Learn more about Javier Rivera DeBruin!

What inspired you to write Luciérnagas?

Luciérnagas came about during my Saturn Return. I was exploring and interrogating my relationship to my family, my gender, the legacy of trauma that weaves its way through diasporic people, and the process of unraveling that. I was having lots of conversations with a close friend about mothers and motherhood; about the unfair expectations that get put on mothers to be more than human, and the ways that this can get projected onto their children. Luciérnagas became a way for me to untangle many parts of myself and find a deeper love, compassion, and connection to all those parts, to family and to my ancestors.

What is your writing process like?

Each time I sit down to write I burn a candle, palo santo, incense, something to draw me into the world of the play, into my sensory instincts. I think this comes through in the sensory nature of a lot of my writing. I live in my head a lot, for better or worse, but to get to the good stuff I have to find a way to integrate and dig into all the beautiful, messy, scary and tangible parts of being alive. Once I'm there, the world and the characters take me for a ride.

What does queer theater mean to you?

Queer theater means disruptive theater, it means playful theater, resourceful theater, theater that isn't bound to conventions of how we tell stories, what those stories are, and who gets to tell them and share them. Essentially, to me queer theater is punk as fuck.


1: Yasha Lelonek, Alexandra Taylor, Teresa Yenque, and Gabriela Garcia. 2: Yasha Lelonek and Teresa Yenque. Photos by Sachyn Mital.

What do you want the audience to get out of the play?

I'd love for the audience to step into a little slice of this magic world, and to bring some of it with them when they leave.

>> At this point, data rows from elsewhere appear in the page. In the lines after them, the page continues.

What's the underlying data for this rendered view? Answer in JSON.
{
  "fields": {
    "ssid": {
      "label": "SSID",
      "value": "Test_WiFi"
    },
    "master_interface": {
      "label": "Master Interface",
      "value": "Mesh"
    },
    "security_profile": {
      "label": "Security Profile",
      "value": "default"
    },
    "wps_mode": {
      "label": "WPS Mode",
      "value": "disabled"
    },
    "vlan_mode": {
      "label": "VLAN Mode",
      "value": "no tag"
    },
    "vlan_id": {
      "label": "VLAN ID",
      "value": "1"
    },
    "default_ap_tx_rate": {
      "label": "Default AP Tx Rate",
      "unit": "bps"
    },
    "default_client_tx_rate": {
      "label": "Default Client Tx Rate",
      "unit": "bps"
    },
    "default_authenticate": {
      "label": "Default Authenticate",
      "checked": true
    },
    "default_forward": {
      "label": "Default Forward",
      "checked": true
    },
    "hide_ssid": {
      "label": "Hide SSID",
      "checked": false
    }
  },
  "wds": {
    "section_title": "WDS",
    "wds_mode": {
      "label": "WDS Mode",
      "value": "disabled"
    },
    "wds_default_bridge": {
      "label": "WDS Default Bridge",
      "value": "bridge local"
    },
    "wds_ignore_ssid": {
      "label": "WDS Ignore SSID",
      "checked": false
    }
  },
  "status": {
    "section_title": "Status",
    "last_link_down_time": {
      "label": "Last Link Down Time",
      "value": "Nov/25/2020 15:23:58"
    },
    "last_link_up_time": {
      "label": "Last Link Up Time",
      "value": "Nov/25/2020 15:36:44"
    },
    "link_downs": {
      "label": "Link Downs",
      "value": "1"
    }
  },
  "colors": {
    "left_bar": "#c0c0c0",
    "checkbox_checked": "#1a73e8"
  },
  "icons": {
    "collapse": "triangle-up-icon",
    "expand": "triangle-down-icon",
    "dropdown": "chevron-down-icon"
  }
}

To wonder about their own "Xaras", their own family histories. I hope the play reaches something visceral in them that makes them curious, excited, maybe even difficult. Basically, I hope it meets them where they are at and reflects something familiar back at them.


The play involves some magic... what are you finding magical these days?


These days I'm finding magic in simple acts of living. I think the most magical moments happen when we step outside our agenda for a moment and just be present in the act of living, no matter where we're at or what we're doing. Sometimes it happens that I'm just walking down the street and I stop thinking about what I'm supposed to be doing and just enjoy my feet on the pavement, the sky, the buildings, the sounds. With the seasons changing there's so much new to notice every time I step outside. After a year of staying mostly inside these little things are especially magical.